# Forever friends



## raggs (Aug 3, 2008)

I just had to share this pic i took on xmas day of Alfie and Taffy...i hope you like the pic......best wishes, Chris


----------



## Tracy Lou (Jun 15, 2011)

Such a sweet picture. Thanks for posting it. They look so happy and content. :thumbup1:


----------



## spid (Nov 4, 2008)

My he's grown - but still got some catching up to do! Absolutely gorgeous though; will he grow into those ears?


----------



## raggs (Aug 3, 2008)

spid said:


> My he's grown - but still got some catching up to do! Absolutely gorgeous though; will he grow into those ears?

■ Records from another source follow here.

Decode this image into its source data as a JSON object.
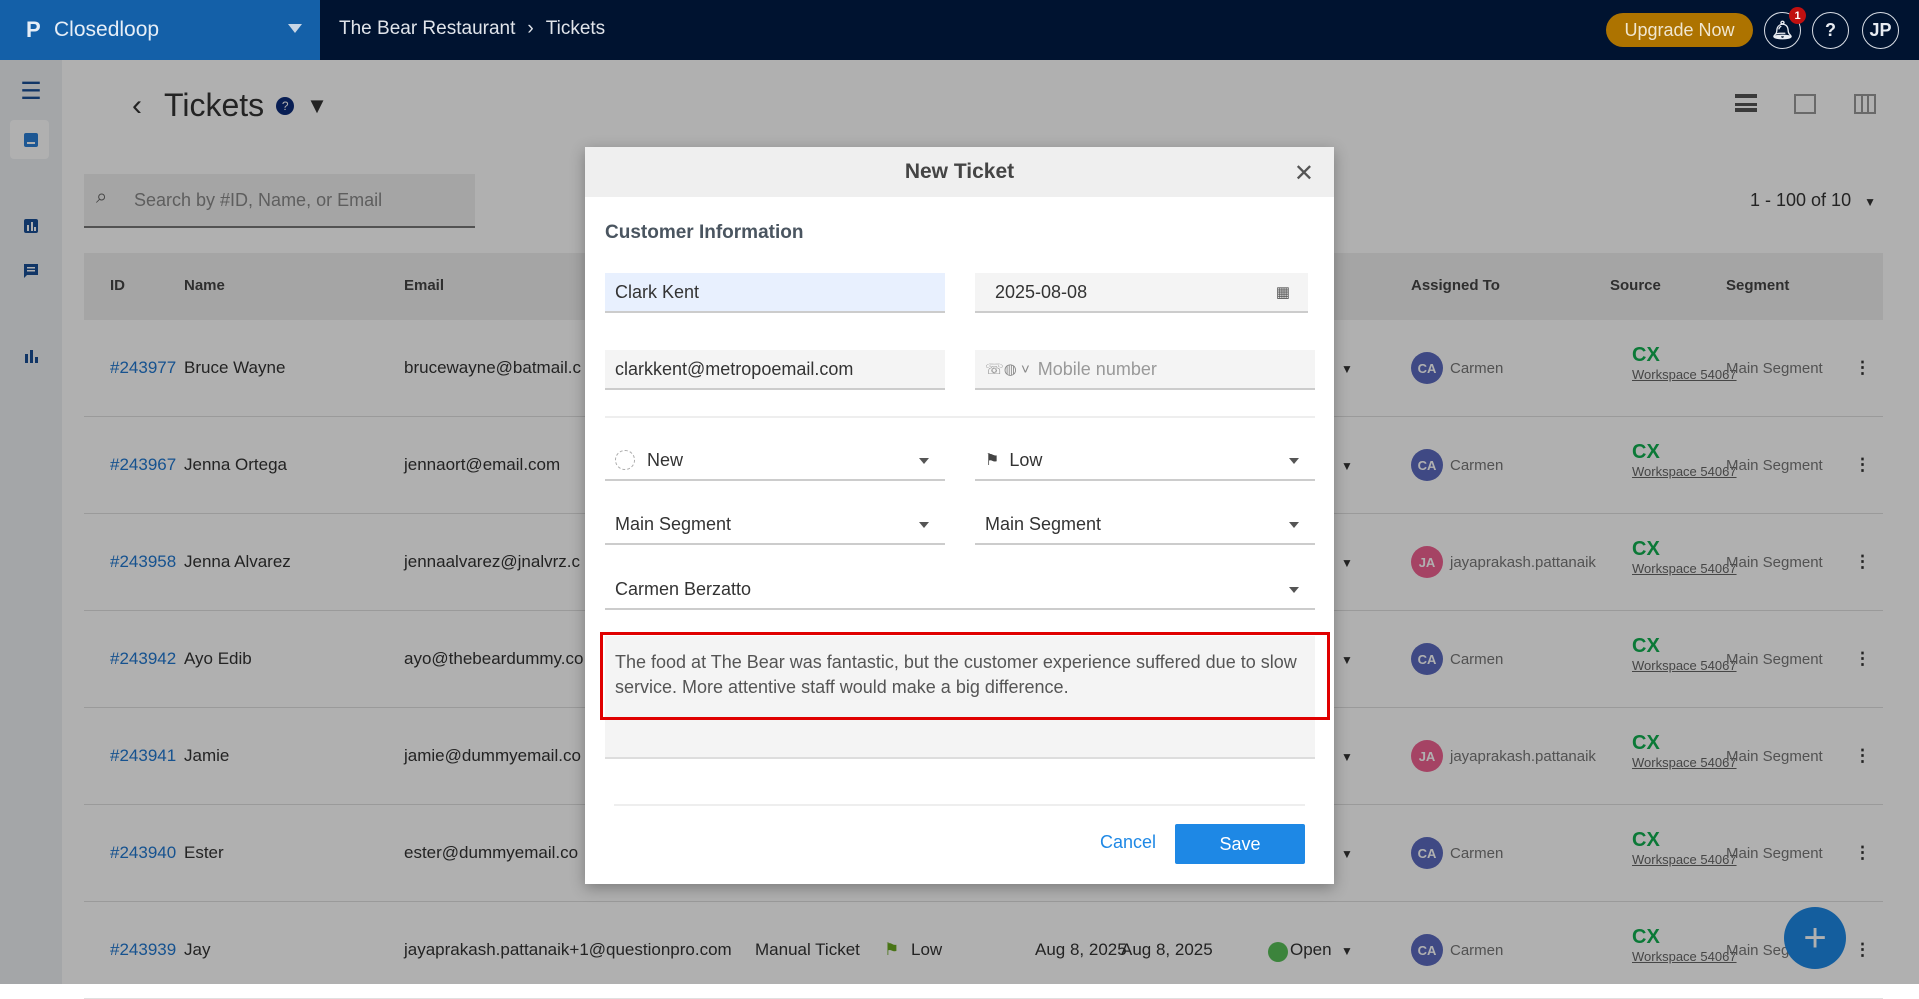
{
  "topbar": {
    "brand": "Closedloop",
    "breadcrumb": [
      "The Bear Restaurant",
      "Tickets"
    ],
    "upgrade": "Upgrade Now",
    "notifications": "1",
    "help": "?",
    "user": "JP"
  },
  "page": {
    "title": "Tickets",
    "search_placeholder": "Search by #ID, Name, or Email",
    "pagination": "1 - 100 of 10"
  },
  "table": {
    "headers": {
      "id": "ID",
      "name": "Name",
      "email": "Email",
      "assigned": "Assigned To",
      "source": "Source",
      "segment": "Segment"
    },
    "rows": [
      {
        "id": "#243977",
        "name": "Bruce Wayne",
        "email": "brucewayne@batmail.c",
        "assignee": "Carmen",
        "initials": "CA",
        "source": "CX",
        "workspace": "Workspace 54067",
        "segment": "Main Segment"
      },
      {
        "id": "#243967",
        "name": "Jenna Ortega",
        "email": "jennaort@email.com",
        "assignee": "Carmen",
        "initials": "CA",
        "source": "CX",
        "workspace": "Workspace 54067",
        "segment": "Main Segment"
      },
      {
        "id": "#243958",
        "name": "Jenna Alvarez",
        "email": "jennaalvarez@jnalvrz.c",
        "assignee": "jayaprakash.pattanaik",
        "initials": "JA",
        "source": "CX",
        "workspace": "Workspace 54067",
        "segment": "Main Segment"
      },
      {
        "id": "#243942",
        "name": "Ayo Edib",
        "email": "ayo@thebeardummy.co",
        "assignee": "Carmen",
        "initials": "CA",
        "source": "CX",
        "workspace": "Workspace 54067",
        "segment": "Main Segment"
      },
      {
        "id": "#243941",
        "name": "Jamie",
        "email": "jamie@dummyemail.co",
        "assignee": "jayaprakash.pattanaik",
        "initials": "JA",
        "source": "CX",
        "workspace": "Workspace 54067",
        "segment": "Main Segment"
      },
      {
        "id": "#243940",
        "name": "Ester",
        "email": "ester@dummyemail.co",
        "assignee": "Carmen",
        "initials": "CA",
        "source": "CX",
        "workspace": "Workspace 54067",
        "segment": "Main Segment"
      },
      {
        "id": "#243939",
        "name": "Jay",
        "email": "jayaprakash.pattanaik+1@questionpro.com",
        "subject": "Manual Ticket",
        "priority": "Low",
        "created": "Aug 8, 2025",
        "updated": "Aug 8, 2025",
        "status": "Open",
        "assignee": "Carmen",
        "initials": "CA",
        "source": "CX",
        "workspace": "Workspace 54067",
        "segment": "Main Seg"
      }
    ]
  },
  "modal": {
    "title": "New Ticket",
    "section": "Customer Information",
    "name": "Clark Kent",
    "date": "2025-08-08",
    "email": "clarkkent@metropoemail.com",
    "mobile_placeholder": "Mobile number",
    "status": "New",
    "priority": "Low",
    "segment1": "Main Segment",
    "segment2": "Main Segment",
    "assignee": "Carmen Berzatto",
    "description": "The food at The Bear was fantastic, but the customer experience suffered due to slow service. More attentive staff would make a big difference.",
    "cancel": "Cancel",
    "save": "Save"
  },
  "colors": {
    "accent": "#1e88e5",
    "brand": "#1460a8",
    "topbar": "#001330",
    "upgrade": "#ad7300",
    "highlight": "#e00000",
    "source": "#10b050"
  }
}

Oh im sure he will, hes got a long long way to go yet lol, i dont think he will be as big as the other monster though.......but its like a demolition derby when the two of them decide its play time here, and thats usually sometime around 3am..


----------



## raggs (Aug 3, 2008)

Heres one of my Grandson holding the Beast and in the second he looks like a hog ready for spit roasting lol..


----------



## Jenny1966 (Feb 7, 2011)

awww 'me and my brother'


gorgeous!!!


----------



## sarahecp (Aug 22, 2011)

Just gorgeous :001_tt1: :001_tt1:


----------



## harrys_mum (Aug 18, 2010)

wow, gorgeous pics.
he nearly takes up all the sofa, amazing.
michelle x


----------



## PetloverJo (Nov 4, 2011)

What lovely pics  Thank you for sharing.

Yes, the 'Beast' is huge


----------



## colliemerles (Nov 2, 2007)

_They are both beautiful, you must be very proud of them ,( even if they do sound like a hard of elephants at 3 in the morning . )_


----------



## jenny armour (Feb 28, 2010)

ahhh love the way these babies become best buddies. erhh chris you called ozzy alfie lol


----------



## lymorelynn (Oct 4, 2008)

raggs said:


> I just had to share this pic i took on xmas day of Alfie and Taffy...i hope you like the pic......best wishes, Chris


Lovely picture Chris ..... but so as you know, that's Ozzy and Taffy  We do need to see some pictures of Alfie now though - and Charlie and Meighan :thumbup1:


----------



## raggs (Aug 3, 2008)

lymorelynn said:


> Lovely picture Chris ..... but so as you know, that's Ozzy and Taffy  We do need to see some pictures of Alfie now though - and Charlie and Meighan :thumbup1:


I will take some nice new pics of all the Raggies and get them posted very soon............Chris


----------



## raggs (Aug 3, 2008)

jenny armour said:


> ahhh love the way these babies become best buddies. erhh chris you called ozzy alfie lol


Hi Jen, just a mistake im sorry, nothing to do with xmas alcohol honest lol.............Chris


----------



## jenny armour (Feb 28, 2010)

raggs said:


> hi jen, just a mistake im sorry, nothing to do with xmas alcohol honest lol.............chris


dont worry chris i'm always getting my cats mixed up


----------



## CKD1 (Dec 16, 2011)

:001_wub: what a sweet picture and beautiful cats


----------